I remember the first time I went on safari, when I was in my late nineties. We drove out into the savannah, the sun beat down on us, and my skin prickled with excitement. I was with a party of Americans, our guide was a white Kenyan who was tall, square-jawed, and came from military stock. And the aim of the safari was to “shoot” – i.e. take digital photographs of – as many lions and leopards and cheetahs as we could find. This was a cut-price Big Game Camera Safari, and my fellow holidaymakers were a nightmare. They whinged, they whined, they believed in a vengeful God with a soft spot for Midwesterners, and they had canteens full of Coca-Cola instead of water. And eventually, I lost patience with them all, and wandered off by myself. I found a waterhole where an impala was drinking its fill. I walked up close, then closer still. For some reason the animal wasn’t in any way afraid of me. I was close enough to see the veins in its eyes, and smell its fur. So I hunkered down beside it and drank from the same watering hole, cupping the water in my hands and slurping it.

“Fucking idiot!” screamed my guide from behind me, and the impala ran off. I got up slowly, carefully, as the guide berated me with language that would make a docker blush for having gone off unaccompanied. I said nothing, I just walked back with him to the jeep. He continued to berate me during the whole journey home. Some of his comments were fair, but some were cruel, and undeserved, and patronising, and sexist, and just plain rude. I was tempted to karate-strike the bastard, but I refrained. And to be honest, I wasn’t much bothered by what he said. I was lost in that moment – me, hunkered down, drinking next to the impala, at one with the animal kingdom.

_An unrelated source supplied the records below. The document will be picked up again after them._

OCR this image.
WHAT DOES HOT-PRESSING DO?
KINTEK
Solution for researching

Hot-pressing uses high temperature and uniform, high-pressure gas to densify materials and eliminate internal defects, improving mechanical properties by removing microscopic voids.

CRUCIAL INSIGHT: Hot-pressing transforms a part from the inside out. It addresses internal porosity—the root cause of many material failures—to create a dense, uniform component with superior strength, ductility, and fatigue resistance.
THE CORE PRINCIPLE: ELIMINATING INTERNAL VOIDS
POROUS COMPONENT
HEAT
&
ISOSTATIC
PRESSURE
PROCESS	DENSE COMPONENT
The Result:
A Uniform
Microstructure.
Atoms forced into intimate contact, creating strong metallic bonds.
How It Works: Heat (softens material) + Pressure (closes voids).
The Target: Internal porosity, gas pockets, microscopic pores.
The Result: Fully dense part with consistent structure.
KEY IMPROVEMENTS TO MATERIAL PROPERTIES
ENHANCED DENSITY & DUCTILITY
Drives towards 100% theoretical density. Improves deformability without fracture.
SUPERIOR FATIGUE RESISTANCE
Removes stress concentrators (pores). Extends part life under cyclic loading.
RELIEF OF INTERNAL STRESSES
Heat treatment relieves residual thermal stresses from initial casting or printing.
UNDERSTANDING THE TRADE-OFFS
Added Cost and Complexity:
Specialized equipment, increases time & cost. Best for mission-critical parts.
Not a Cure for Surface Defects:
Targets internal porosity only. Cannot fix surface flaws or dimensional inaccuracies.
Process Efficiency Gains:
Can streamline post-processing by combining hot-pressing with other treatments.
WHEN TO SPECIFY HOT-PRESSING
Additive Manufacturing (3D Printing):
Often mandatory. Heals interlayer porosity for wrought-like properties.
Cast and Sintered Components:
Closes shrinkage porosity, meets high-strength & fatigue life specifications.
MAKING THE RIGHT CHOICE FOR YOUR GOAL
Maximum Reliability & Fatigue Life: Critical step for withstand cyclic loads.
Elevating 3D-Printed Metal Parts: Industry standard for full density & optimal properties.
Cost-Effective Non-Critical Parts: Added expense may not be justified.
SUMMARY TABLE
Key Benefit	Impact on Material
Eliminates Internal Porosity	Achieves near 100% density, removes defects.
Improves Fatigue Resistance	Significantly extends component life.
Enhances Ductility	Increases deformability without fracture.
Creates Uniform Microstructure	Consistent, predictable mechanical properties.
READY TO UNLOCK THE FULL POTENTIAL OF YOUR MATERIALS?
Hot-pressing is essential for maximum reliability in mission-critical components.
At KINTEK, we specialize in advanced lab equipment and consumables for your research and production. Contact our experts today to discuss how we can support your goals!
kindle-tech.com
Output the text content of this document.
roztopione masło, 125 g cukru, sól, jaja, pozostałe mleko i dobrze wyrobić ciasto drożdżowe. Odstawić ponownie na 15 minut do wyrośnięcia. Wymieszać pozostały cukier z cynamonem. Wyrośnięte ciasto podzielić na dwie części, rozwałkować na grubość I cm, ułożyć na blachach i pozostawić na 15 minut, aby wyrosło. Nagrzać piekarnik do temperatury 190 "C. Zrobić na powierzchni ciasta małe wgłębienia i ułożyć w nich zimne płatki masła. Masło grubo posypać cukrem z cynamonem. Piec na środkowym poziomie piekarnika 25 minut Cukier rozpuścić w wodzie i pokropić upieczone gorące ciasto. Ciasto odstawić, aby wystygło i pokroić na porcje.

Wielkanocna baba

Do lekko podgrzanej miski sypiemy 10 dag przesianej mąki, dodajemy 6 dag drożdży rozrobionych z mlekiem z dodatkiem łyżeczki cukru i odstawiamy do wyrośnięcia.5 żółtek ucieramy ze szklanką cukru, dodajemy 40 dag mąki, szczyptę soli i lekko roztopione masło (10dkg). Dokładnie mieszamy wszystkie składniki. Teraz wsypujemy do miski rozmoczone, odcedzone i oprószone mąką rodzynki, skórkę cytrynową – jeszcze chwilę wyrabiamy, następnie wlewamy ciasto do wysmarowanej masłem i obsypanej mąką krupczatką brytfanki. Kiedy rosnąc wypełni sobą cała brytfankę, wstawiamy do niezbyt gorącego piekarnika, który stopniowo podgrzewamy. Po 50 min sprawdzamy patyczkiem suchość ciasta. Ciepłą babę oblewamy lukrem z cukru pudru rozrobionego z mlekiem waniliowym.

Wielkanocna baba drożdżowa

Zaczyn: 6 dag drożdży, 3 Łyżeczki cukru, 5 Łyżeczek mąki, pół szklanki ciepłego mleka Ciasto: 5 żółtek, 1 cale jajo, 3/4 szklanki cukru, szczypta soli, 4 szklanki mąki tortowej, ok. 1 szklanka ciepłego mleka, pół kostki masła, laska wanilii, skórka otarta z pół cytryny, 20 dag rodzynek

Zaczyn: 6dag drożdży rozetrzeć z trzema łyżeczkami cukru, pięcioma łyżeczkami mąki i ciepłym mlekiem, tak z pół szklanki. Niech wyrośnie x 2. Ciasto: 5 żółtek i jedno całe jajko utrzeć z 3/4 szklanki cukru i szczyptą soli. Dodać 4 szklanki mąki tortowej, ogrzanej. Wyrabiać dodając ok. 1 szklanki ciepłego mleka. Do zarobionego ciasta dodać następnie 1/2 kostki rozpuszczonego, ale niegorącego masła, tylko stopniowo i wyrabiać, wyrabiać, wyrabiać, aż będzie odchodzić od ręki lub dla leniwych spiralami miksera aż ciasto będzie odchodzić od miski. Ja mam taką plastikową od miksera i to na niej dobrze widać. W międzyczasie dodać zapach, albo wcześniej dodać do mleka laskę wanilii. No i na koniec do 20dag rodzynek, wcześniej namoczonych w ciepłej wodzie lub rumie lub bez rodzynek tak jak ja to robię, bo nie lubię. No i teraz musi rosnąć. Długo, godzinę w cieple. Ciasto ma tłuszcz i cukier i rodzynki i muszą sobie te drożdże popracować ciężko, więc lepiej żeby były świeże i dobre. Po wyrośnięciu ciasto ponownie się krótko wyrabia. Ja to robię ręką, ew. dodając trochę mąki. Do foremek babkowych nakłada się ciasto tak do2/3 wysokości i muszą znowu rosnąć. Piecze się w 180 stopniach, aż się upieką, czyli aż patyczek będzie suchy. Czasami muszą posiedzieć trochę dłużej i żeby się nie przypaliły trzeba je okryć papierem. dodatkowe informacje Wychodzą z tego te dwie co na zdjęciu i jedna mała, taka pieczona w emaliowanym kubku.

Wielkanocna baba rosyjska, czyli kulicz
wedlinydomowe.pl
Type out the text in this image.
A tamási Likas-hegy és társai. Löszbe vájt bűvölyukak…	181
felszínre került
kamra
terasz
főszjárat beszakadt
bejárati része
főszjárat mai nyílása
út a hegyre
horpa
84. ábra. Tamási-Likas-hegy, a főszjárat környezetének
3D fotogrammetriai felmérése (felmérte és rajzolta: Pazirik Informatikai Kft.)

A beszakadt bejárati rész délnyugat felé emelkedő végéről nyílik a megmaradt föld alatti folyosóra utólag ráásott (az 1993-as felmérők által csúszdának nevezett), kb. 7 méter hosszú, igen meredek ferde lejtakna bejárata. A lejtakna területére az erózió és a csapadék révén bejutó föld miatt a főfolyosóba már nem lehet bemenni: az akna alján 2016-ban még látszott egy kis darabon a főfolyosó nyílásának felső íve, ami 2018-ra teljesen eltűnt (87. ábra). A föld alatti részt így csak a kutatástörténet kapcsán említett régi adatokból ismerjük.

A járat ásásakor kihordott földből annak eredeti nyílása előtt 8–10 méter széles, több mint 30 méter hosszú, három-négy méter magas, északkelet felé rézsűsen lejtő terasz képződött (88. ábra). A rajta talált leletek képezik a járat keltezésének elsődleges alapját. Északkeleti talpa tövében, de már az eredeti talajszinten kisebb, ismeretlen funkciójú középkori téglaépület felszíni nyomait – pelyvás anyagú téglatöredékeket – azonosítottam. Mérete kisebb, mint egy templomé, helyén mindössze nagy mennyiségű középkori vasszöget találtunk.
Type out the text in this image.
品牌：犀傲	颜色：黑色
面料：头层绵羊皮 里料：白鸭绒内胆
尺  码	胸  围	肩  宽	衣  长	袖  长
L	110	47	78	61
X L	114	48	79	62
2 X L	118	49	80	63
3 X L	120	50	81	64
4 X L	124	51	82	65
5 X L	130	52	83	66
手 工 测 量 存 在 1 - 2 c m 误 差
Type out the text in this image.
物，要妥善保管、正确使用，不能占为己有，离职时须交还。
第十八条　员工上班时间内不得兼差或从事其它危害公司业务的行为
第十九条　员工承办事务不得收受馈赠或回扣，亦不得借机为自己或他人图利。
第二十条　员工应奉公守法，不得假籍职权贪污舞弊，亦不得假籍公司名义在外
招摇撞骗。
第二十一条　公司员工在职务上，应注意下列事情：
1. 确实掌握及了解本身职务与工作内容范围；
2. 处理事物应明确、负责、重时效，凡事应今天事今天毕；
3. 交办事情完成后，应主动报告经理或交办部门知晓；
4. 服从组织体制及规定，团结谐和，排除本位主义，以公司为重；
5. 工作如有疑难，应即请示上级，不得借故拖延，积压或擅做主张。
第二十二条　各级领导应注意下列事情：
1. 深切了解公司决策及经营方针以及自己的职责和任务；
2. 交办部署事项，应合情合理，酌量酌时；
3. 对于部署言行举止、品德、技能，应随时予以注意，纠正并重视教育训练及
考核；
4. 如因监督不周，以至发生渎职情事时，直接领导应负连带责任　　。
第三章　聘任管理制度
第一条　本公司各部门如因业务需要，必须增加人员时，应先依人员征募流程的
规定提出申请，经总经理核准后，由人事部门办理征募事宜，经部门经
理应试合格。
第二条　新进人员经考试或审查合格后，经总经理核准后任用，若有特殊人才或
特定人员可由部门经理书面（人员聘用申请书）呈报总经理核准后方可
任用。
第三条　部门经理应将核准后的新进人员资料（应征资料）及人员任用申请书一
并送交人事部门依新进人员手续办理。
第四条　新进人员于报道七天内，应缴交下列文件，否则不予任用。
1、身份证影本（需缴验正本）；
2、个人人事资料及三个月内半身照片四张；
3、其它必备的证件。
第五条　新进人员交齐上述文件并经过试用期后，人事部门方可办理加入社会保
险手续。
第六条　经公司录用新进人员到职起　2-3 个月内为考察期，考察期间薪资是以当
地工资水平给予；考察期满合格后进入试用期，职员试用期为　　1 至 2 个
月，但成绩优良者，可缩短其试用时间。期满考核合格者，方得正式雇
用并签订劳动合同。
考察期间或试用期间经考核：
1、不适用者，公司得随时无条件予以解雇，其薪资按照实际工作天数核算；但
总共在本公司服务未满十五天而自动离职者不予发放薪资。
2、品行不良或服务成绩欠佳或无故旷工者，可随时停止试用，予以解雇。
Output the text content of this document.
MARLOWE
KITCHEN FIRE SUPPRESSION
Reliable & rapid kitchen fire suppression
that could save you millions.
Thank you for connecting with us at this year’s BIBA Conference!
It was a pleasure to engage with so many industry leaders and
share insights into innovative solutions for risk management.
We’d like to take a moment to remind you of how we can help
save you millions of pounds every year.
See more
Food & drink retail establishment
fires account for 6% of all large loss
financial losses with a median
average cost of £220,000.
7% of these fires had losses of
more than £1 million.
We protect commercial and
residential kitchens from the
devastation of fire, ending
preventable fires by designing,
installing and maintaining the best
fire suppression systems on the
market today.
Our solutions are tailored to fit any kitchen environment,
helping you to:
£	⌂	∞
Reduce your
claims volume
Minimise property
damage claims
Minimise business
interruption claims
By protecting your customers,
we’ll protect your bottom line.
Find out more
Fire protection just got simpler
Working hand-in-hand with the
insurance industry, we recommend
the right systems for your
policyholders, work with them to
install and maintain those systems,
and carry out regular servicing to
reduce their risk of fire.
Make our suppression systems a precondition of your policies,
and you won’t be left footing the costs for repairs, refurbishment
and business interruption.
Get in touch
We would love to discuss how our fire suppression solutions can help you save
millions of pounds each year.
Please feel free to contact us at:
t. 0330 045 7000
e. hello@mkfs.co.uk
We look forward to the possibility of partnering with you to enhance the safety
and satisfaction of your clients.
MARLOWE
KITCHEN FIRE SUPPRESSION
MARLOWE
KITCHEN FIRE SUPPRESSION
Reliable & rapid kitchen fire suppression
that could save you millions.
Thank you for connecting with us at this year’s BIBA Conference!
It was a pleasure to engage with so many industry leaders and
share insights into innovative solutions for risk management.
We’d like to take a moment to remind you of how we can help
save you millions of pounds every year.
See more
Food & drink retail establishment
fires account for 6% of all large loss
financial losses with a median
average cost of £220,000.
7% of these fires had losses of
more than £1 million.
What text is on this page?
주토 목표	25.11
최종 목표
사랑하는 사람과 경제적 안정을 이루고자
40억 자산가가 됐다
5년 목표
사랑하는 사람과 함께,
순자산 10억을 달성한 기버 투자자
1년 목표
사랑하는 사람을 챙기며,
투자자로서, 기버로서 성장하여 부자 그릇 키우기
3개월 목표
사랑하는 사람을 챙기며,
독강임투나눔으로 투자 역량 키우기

Then I flew home and sued the travel company for sexual harassment, winning back the entire cost of my trip. I had, of course, taken a tape recording of the abuse meted out to me, which made for entertaining listening. But though I took my revenge, I took little pleasure in it. I preferred to think back and savour the memory; a moment of total peace. Drinking at the watering hole.

And so, many years later, I still felt Africa was in my blood. It was my adoptive country. And besides, I needed a cause, a mission. Palestine was at peace now. Iraq was a capitalist beacon state. Northern Ireland had a stunningly popular government ruled by a coalition of Catholics, Protestants and Muslims. Africa was the last of the great causes.

And I was the last of the great idealists. Or so I felt. And in pursuit of my dream to save a continent, I was ruthless, determined and guileful. I blackmailed, bribed, told lies, and shamed people into helping me. I was by now a great amateur psychologist, and knew a million devious ways to make my requests and needs the first priority in the hearts and minds of those in power. And for many years, I was convinced I was doing something marvellous. I honestly thought that we were really making a difference.